Balıkesir’in saklı cennetlerinden Havran, doğal yaşamı, geleneksel köy kültürünü ve eşsiz lezzetlerini keşfetmek isteyenleri ağırlıyor.
Şehir hayatının karmaşasından uzaklaşmak, doğanın kucağında huzuru bulmak isteyenler için Havran, adeta bir kaçış noktası. Balıkesir’in yeşil vadileri arasında yer alan köyler, ekolojik ve agro turizmin tüm güzelliklerini sunuyor.
Havran köyleri, organik zeytinyağından doğal sabuna, köy ekmeğinden taze süt ürünlerine kadar binbir çeşit lezzeti konuklarıyla buluşturuyor.
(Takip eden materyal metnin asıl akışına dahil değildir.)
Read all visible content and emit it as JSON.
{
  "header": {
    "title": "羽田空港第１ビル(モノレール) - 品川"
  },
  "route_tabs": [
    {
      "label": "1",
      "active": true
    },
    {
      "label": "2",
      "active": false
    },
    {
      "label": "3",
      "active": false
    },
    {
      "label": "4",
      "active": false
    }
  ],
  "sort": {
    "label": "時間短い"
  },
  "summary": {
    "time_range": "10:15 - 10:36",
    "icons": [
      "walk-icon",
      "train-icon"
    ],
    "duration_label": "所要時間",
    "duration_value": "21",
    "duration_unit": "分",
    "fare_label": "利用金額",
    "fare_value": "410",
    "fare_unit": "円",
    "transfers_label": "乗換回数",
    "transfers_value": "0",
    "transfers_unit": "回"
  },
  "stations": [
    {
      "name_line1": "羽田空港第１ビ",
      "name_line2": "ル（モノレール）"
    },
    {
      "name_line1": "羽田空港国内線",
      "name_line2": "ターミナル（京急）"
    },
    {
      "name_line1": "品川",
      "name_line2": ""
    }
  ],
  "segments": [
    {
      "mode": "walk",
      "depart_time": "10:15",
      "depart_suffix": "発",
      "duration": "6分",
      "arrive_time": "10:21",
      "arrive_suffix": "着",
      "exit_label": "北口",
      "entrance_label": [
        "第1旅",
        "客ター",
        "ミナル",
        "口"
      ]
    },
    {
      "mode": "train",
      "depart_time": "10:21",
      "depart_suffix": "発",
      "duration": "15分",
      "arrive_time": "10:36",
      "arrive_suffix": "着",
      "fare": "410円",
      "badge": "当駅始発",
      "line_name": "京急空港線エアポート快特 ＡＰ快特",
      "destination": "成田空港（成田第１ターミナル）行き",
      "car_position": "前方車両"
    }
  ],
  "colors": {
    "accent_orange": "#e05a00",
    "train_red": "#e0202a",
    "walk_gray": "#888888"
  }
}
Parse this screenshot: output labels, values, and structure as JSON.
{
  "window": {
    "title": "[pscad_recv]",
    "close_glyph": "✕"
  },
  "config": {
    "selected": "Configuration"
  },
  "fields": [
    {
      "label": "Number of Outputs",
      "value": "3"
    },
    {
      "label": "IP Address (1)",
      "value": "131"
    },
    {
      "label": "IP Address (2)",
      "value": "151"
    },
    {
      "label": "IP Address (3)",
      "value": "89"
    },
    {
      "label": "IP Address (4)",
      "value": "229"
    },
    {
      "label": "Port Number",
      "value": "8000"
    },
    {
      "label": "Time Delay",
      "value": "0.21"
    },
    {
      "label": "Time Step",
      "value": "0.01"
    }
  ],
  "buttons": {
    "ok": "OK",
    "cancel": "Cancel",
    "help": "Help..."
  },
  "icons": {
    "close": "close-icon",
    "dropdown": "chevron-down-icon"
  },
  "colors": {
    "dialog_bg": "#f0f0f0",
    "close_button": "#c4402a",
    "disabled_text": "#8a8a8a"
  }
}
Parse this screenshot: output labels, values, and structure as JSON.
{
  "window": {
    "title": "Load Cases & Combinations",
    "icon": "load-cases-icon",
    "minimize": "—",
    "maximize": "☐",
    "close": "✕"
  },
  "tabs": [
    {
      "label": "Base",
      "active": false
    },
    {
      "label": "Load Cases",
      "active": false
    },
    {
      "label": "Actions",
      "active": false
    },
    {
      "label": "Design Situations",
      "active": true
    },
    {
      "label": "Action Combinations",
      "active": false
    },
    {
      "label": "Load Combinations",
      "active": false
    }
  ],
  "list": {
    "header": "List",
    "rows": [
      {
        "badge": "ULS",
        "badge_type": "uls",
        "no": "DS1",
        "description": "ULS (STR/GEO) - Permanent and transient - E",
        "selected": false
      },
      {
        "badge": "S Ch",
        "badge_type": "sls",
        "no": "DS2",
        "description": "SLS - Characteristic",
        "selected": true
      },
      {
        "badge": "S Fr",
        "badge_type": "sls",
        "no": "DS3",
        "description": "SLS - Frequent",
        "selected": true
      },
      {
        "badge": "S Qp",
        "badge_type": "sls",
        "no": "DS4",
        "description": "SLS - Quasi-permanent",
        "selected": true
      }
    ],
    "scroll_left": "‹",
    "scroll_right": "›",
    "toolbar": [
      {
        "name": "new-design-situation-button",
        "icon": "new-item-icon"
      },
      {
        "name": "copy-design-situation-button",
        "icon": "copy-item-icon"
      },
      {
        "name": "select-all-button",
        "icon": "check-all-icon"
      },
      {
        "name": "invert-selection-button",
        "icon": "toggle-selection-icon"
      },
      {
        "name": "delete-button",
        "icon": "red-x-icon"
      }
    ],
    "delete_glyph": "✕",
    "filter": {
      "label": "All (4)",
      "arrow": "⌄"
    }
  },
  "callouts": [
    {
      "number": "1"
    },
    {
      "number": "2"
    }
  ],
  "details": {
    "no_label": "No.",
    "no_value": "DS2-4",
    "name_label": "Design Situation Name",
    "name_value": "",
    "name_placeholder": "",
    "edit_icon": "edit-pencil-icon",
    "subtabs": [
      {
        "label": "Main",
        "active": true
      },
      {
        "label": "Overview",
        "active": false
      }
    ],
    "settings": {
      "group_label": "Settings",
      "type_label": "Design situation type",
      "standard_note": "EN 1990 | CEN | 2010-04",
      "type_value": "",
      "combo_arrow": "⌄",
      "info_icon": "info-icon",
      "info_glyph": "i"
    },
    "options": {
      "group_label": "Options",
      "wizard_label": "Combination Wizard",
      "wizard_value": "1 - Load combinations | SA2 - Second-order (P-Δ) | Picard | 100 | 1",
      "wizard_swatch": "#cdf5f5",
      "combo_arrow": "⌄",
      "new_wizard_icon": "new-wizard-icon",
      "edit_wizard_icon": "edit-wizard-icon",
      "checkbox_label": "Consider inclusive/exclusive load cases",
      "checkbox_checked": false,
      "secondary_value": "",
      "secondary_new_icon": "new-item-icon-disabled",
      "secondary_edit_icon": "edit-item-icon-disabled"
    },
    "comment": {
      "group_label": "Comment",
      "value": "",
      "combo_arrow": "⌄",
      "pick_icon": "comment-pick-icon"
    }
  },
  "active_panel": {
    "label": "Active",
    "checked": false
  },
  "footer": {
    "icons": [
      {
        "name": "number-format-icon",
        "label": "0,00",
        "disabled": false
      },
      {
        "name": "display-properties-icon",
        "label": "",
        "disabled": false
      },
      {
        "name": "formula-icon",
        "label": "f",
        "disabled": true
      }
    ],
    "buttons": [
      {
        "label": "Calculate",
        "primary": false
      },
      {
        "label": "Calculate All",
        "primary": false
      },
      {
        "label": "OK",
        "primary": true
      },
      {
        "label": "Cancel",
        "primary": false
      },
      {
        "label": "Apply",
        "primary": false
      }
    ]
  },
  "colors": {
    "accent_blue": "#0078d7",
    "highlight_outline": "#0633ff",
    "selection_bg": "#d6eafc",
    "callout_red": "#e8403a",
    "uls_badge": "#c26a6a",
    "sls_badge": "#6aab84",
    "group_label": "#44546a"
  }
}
Burada tatil yapmak, sadece doğayı izlemek değil; kültürü yaşamak, geleneksel yöntemlerle üretilen ürünleri deneyimlemek anlamına geliyor.
Ziyaretçiler, köy fırınlarında tepsi tepsi ekmek ve börek pişiren köylü kadınlarla tanışıyor, ağaçlardan erik toplayan dedelerin gülümseyen yüzünü görüyor, sokaklarda özgürce dolaşan tavukları ve bahçelerdeki asmaları keşfediyor. Çocuklar ise şehirde görmedikleri hayvanları yakından tanıma fırsatı buluyor.
Madra ve Eybek Dağları’nın eteklerinde yer alan bu köylerde yolculuk, bir doğa turu kadar keyifli. Çam ve kavak ağaçlarının arasında ilerlerken, kuzu otlatan çobanlara, yelelerini savuran atlara rastlamak mümkün. Kentin gürültüsünden uzak, sessiz ve temiz havanın cenneti olan Havran, gelenlere adeta nostaljik bir köy yaşamı sunuyor.
Havran’ın 27 köyü hem doğal yaşamı koruyor hem de kültürel mirasını yaşatıyor. Büyükdere’den Tepeoba’ya uzanan bu köyler, ziyaretçilerine hem göz hem de gönül açan bir deneyim vaat ediyor. Tarım ve turizmi dost kılan Havran, şehirde kaybolan doğallığı ve kültürü yeniden hatırlatıyor.